The Ministry of University, Research and Innovation has funded a research project carried out by the Department of Computer Engineering at the University of Cádiz that has created REDIBAGG, a method that accelerates the training of artificial intelligence models by up to 70%, using less data but without losing accuracy. The technique has the potential to analyze large volumes of information in diverse fields such as medicine, industry, or finance.
The tool is designed to work with large volumes of information used for classification tasks, situations where algorithms must choose between specific options. For example, in healthcare, it could speed up automatic diagnostic systems without sacrificing reliability, in industry it would help detect real-time failures with lower resource consumption, and in finance, process large records in less time to prevent fraud or analyze risks.
As explained in an article published in the journal ‘Engineering Applications of Artificial Intelligence’, the system performs well in different contexts. «It is not a method oriented towards certain types of data, but it is very versatile and robust in any volume with a large number of features or instances,» points out Juan Francisco Cabrera, co-author of the study.
Another advantage of the tool is its implementation simplicity. It can be easily applied in common artificial intelligence work environments like the Python programming language, and standard libraries like Scikit-learn, specific for using machine learning techniques easily, facilitating its adoption by researchers, companies, or institutions.
REDIBAGG is a variant of ‘bagging’ (short for ‘bootstrap aggregating’ in English), a model combination method widely used to improve classifier accuracy in the context of artificial intelligence.
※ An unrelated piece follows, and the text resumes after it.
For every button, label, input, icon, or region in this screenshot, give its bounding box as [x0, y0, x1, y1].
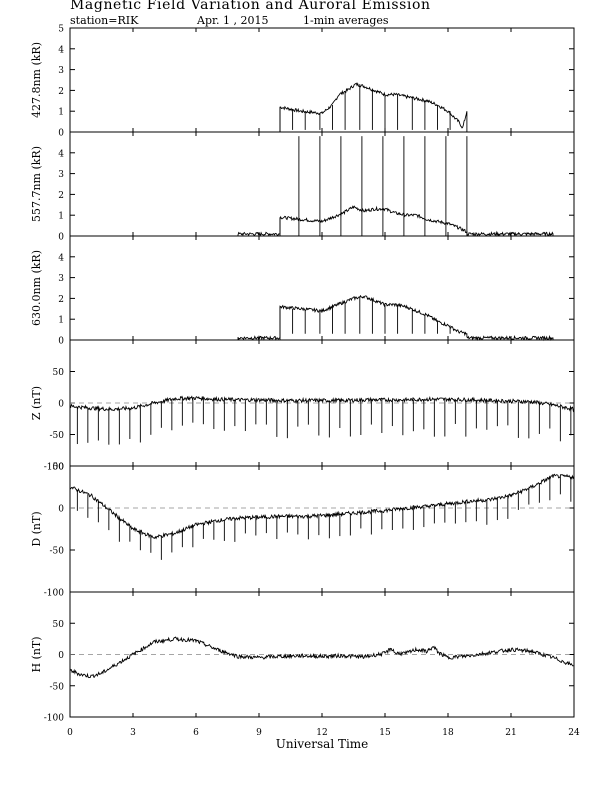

The tool creates multiple subsets from the original data sample. Each subset is used for training a base classifier, and then the predictions are combined to make more reliable decisions. The ‘resampling’ method used by ‘bagging’ is ‘bootstrap’, a statistical technique that generates random sub-samples with replacement. In other words, new data collections are created by randomly selecting examples from the original set, allowing some to be repeated and others not.
Although ‘bagging’ is effective, its main drawback is the high computational cost. Each model is trained with a sub-sample of the same size as the original set, slowing down learning and multiplying resource consumption. To address this limitation, experts have implemented a new ‘resampling’ system that generates smaller but representative subsets.
From these sub-samples, they trained several independent models, combining their predictions just like in classic ‘bagging’. «In the era of big data, where we work with large volumes of data, using methods that reduce learning times is appreciated, especially if it can reduce it by up to 70% compared to the original method,» emphasizes Esther Lydia Silva, the study’s lead author.
To validate its effectiveness, they tested it on 30 real data sets using Urania, the supercomputer at the University of Cádiz. They worked in diverse areas such as medicine, biology, physics, or social sciences. Additionally, it was applied with various types of classification algorithms, such as decision trees, neural networks, support vector machines, or Bayesian models.
Future Objectives
In all cases, the new approach demonstrated a precision comparable to the original method. On average, they managed to reduce training time by 35%, achieving reductions of 70% in very large data sets. «By working with less complex models, training hours and storage costs are reduced, making the method much more efficient,» clarifies the scientist.
The researchers now aim to release the method for use by the scientific community. They also plan to study how the tool could be applied to other machine learning systems, besides ‘bagging’ and its variants, combine it with variable selection techniques to obtain even more efficient models, or explore its adaptation to regression tasks, where numerical values are predicted instead of categories.
The work has been funded by the Ministry of University, in addition to FEDER Funds.